- Born: 1941 (age 84–85) Flushing, NY
- Education: BA, Queens College, 1961. MA, Hofstra University, 1965. PhD in Art Education, Columbia University, 1977
- Occupations: Gallerist, art dealer, curator
- Years active: 1977 to present
- Known for: Feminist art, multicultural art
- Spouse: Harold Steinbaum
- Children: Jeremy, Sarah, Carrie
- Awards: Women's Caucus for Art Lifetime Achievement Award, 2012 Woman of Year National Organization for Women, 1988

= Bernice Steinbaum =

American gallerist and curator

Bernice Steinbaum is an American gallerist and curator who founded the Bernice Steinbaum Gallery in New York City in 1977. She has shown under-represented work ranging from women artists, feminist artists, civil-rights artists and artists of color. Inspired by the lack of changing curriculum in the 1960s Steinbaum went on to receive her PhD in Art Education from Columbia University and established galleries for women and people of color.

==Early life==
Steinbaum was born January 3, 1941 in Flushing, New York to Julius Dov and Sarah (Lasker) Aptowitz. Her father, who was a Rabbi died when she was eight. She was one of five children. As a young woman she started to notice what wasn't being taught in the art academy, which included female artists and artists of color she represents. She spent Saturdays and Sundays at the Metropolitan Museum of Art or the MoMA in Manhattan. Steinbaum received her Bachelor's at Queens College in 1961 then attended Hofstra University and received her Master's in 1965. Steinbaum taught Art History in the 1960s and later resigned due to the fact that the curriculum had not changed in years. She then went on to pursue a PhD in Art Education from Columbia University in 1977.

== Career ==
Steinbaum showed the work of women artists, feminist artists, civil-rights artists and artists of color at a time when they were under-represented and undervalued in the art world. Her Madison Avenue, and later SoHo, Manhattan galleries exhibited 50% women and 40% artists of color. In 2000, she moved the gallery to Miami, Florida and focused on artists working with environmental art themes for fourteen years. She founded the Wynwood Arts District in Miami, Florida when she turned a run down crack house into her two-story gallery. A documentary film was made on Steinbaum by filmmaker, Kristina Sorge describing the artists she represented who were faced with the racial and gender inequities of the art world of the time. In 1988, Steinbaum was awarded the woman of the year National Organization for Woman. Steinbaum was also awarded the national Women's Caucus for Art Lifetime Achievement Award in 2012.

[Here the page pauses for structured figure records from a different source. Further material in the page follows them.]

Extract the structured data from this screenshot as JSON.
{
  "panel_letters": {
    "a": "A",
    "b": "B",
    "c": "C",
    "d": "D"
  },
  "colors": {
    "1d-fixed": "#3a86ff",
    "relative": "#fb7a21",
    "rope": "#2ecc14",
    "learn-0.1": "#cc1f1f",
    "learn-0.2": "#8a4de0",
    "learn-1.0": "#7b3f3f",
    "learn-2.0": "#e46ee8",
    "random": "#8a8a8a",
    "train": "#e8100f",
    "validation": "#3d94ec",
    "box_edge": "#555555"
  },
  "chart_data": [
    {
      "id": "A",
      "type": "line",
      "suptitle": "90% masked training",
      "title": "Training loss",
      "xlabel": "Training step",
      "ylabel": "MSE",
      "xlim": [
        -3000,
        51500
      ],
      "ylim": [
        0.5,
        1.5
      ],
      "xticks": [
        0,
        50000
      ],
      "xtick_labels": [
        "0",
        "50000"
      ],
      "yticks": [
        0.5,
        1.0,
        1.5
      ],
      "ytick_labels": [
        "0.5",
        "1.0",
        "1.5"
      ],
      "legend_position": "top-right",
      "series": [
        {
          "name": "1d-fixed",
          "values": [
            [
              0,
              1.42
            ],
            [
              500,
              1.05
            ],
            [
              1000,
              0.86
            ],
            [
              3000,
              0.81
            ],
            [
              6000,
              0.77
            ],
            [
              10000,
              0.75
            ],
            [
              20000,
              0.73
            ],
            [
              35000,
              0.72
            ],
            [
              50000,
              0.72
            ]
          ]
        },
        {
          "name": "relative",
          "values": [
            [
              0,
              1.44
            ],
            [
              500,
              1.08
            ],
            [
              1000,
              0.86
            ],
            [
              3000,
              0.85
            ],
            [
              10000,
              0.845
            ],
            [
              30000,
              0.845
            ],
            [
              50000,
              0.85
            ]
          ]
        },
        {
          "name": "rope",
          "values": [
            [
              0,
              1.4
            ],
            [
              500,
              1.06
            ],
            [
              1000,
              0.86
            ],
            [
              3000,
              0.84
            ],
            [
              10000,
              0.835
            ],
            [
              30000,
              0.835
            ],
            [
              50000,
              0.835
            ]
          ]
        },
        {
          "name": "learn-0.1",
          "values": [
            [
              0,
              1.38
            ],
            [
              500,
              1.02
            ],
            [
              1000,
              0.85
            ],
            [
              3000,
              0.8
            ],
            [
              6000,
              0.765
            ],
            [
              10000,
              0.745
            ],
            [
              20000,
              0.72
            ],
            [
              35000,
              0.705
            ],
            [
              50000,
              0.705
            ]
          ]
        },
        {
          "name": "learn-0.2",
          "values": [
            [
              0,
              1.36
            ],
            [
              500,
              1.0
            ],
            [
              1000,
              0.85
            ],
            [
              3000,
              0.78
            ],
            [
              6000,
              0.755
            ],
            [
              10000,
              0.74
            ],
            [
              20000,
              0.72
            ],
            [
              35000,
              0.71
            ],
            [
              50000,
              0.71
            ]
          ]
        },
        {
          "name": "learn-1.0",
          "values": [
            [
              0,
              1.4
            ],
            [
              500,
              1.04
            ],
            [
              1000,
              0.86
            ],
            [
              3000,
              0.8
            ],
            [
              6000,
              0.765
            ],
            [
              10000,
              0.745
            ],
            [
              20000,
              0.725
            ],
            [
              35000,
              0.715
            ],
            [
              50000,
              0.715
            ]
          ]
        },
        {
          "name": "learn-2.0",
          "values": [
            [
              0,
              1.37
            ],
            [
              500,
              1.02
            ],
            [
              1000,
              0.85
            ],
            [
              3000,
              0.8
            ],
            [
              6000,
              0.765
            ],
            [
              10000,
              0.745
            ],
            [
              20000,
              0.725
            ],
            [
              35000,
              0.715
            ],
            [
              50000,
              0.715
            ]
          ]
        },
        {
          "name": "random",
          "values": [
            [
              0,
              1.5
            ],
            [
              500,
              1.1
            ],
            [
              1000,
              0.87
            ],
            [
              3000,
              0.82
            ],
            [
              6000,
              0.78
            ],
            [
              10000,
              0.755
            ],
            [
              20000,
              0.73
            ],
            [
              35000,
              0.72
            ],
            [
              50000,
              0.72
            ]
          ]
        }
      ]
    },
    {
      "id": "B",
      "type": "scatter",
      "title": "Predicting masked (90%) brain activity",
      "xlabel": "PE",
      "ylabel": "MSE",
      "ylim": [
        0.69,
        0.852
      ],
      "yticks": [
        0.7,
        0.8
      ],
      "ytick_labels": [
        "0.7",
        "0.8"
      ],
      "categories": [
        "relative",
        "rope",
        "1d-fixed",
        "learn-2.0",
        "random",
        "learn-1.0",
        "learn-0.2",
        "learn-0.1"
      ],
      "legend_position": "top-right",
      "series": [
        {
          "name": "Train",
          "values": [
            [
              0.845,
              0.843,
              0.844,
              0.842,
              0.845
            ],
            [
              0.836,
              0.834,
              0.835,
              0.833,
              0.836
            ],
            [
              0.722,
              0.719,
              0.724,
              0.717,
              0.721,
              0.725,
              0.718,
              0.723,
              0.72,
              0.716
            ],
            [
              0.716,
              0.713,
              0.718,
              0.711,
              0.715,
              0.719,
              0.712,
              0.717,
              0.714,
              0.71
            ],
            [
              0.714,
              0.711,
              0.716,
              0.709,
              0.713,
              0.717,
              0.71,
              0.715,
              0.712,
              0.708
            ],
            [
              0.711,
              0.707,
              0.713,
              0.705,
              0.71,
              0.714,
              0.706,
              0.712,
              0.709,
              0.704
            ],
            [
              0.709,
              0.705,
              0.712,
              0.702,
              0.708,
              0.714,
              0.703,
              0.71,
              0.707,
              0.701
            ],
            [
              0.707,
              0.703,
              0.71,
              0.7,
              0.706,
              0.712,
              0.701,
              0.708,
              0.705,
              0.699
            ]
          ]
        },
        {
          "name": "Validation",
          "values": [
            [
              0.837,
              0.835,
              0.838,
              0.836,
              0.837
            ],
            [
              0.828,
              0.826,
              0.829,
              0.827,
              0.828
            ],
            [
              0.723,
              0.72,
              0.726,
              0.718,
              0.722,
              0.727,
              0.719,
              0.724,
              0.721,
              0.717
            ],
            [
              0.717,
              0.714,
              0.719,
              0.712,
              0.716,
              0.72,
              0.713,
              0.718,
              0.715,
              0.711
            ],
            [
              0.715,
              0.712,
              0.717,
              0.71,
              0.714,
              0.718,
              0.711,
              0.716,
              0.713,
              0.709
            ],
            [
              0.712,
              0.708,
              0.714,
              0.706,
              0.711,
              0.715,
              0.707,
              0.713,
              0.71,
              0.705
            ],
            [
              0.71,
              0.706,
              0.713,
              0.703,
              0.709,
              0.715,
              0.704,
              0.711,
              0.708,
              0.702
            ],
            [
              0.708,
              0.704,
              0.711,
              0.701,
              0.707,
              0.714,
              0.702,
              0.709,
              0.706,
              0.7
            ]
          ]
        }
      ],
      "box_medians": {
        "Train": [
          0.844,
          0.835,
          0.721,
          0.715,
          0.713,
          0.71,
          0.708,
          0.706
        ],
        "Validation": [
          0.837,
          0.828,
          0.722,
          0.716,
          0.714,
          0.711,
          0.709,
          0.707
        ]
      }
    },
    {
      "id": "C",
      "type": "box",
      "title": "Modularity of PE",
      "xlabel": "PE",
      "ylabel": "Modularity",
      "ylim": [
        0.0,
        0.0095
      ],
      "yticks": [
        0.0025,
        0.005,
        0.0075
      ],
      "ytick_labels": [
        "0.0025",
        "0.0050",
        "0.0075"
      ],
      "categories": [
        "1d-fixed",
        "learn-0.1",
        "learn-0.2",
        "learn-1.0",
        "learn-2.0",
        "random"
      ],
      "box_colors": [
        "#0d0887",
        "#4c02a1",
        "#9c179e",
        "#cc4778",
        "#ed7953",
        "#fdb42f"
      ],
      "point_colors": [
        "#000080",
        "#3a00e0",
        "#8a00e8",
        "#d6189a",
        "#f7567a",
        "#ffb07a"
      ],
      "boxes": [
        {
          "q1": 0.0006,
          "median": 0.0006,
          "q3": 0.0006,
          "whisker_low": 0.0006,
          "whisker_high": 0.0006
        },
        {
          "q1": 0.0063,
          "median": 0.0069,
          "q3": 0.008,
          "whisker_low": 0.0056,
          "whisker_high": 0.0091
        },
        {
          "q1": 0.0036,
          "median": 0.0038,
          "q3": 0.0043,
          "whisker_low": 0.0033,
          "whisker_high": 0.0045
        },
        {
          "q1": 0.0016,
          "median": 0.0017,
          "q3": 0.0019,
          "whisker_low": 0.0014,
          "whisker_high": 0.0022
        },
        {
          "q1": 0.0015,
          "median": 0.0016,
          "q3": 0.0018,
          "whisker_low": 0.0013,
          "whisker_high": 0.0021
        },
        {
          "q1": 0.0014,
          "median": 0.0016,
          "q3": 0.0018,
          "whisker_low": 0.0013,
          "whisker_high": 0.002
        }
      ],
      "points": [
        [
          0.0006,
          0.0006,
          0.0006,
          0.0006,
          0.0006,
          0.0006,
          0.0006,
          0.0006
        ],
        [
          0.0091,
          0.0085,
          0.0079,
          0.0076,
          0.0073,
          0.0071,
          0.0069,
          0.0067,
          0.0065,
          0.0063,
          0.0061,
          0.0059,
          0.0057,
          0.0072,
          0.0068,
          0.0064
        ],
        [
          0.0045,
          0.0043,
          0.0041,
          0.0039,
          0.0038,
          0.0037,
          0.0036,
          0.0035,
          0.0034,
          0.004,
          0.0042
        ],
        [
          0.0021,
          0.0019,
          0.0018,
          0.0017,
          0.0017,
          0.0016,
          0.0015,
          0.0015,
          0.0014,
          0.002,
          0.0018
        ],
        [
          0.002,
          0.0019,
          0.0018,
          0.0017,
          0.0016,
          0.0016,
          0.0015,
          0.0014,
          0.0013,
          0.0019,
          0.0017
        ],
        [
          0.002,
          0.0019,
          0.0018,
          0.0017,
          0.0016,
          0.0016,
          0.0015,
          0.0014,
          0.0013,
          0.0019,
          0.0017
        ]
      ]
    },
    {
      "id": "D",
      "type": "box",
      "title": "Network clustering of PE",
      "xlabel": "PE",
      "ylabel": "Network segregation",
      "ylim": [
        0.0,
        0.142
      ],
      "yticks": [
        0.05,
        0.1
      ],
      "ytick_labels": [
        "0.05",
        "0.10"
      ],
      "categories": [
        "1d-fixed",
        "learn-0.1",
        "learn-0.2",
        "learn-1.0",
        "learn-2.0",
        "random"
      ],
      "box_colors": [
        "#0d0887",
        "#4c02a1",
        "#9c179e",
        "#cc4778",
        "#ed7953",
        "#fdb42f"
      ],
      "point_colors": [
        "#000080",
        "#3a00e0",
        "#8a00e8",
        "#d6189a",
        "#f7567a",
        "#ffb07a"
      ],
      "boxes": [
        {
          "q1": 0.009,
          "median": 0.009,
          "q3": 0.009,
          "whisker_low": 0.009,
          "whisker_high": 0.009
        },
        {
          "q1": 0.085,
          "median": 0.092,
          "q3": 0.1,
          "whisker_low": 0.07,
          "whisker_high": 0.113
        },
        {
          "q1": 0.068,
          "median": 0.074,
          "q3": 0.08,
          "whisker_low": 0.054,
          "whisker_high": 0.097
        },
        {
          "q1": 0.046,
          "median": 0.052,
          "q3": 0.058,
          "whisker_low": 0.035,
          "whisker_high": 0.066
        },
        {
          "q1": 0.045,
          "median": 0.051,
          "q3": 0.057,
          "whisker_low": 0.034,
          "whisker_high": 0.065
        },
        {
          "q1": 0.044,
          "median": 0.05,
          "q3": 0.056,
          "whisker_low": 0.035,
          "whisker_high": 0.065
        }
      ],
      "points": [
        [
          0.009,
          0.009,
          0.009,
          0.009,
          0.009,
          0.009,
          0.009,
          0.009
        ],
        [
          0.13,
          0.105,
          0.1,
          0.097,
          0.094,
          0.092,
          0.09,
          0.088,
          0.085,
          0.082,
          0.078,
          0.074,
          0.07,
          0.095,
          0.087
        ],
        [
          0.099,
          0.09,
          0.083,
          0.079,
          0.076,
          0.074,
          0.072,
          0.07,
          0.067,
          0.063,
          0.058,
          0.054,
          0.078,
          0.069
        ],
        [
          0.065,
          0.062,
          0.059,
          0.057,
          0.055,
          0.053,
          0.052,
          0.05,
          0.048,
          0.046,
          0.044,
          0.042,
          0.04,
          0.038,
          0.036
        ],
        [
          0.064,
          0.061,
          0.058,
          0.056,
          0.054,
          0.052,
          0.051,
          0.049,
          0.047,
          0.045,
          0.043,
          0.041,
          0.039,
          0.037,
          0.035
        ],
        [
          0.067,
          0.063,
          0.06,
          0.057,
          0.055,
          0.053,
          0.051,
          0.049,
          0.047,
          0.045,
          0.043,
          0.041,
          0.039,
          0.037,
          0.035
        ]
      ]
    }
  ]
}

== Bernice Steinbaum Gallery ==
The Bernice Steinbaum Gallery was founded in New York City, New York in 1977. The Civil Rights Movement and Feminism had evoked change, but women and people of color still were undervalued and underrepresented in the art world. Steinbaum's mission was to exhibit artists, maintaining a roster of 50% women, and 40% artists of color. The gallery opened on Madison Avenue, New York in 1977 and later moved to 132 Green St. in SoHo. Steinbaum moved the gallery to Miami, Florida in 2000. Steinbaum's was the first commercial gallery in the undeveloped area of Wynwood. From the new location in Wynwood, Steinbaum's mission for the gallery changed. Steinbaum turned her attention to the future of the natural world and the threats to it that human endeavors pose. She searched for artists that were engaging in environmental themes and working with found materials. Some artists that she has shown include Aurora Molina, Carola Bravo, Patrick Jacobs, Maria Magdalena Campos, and Beverly McIver.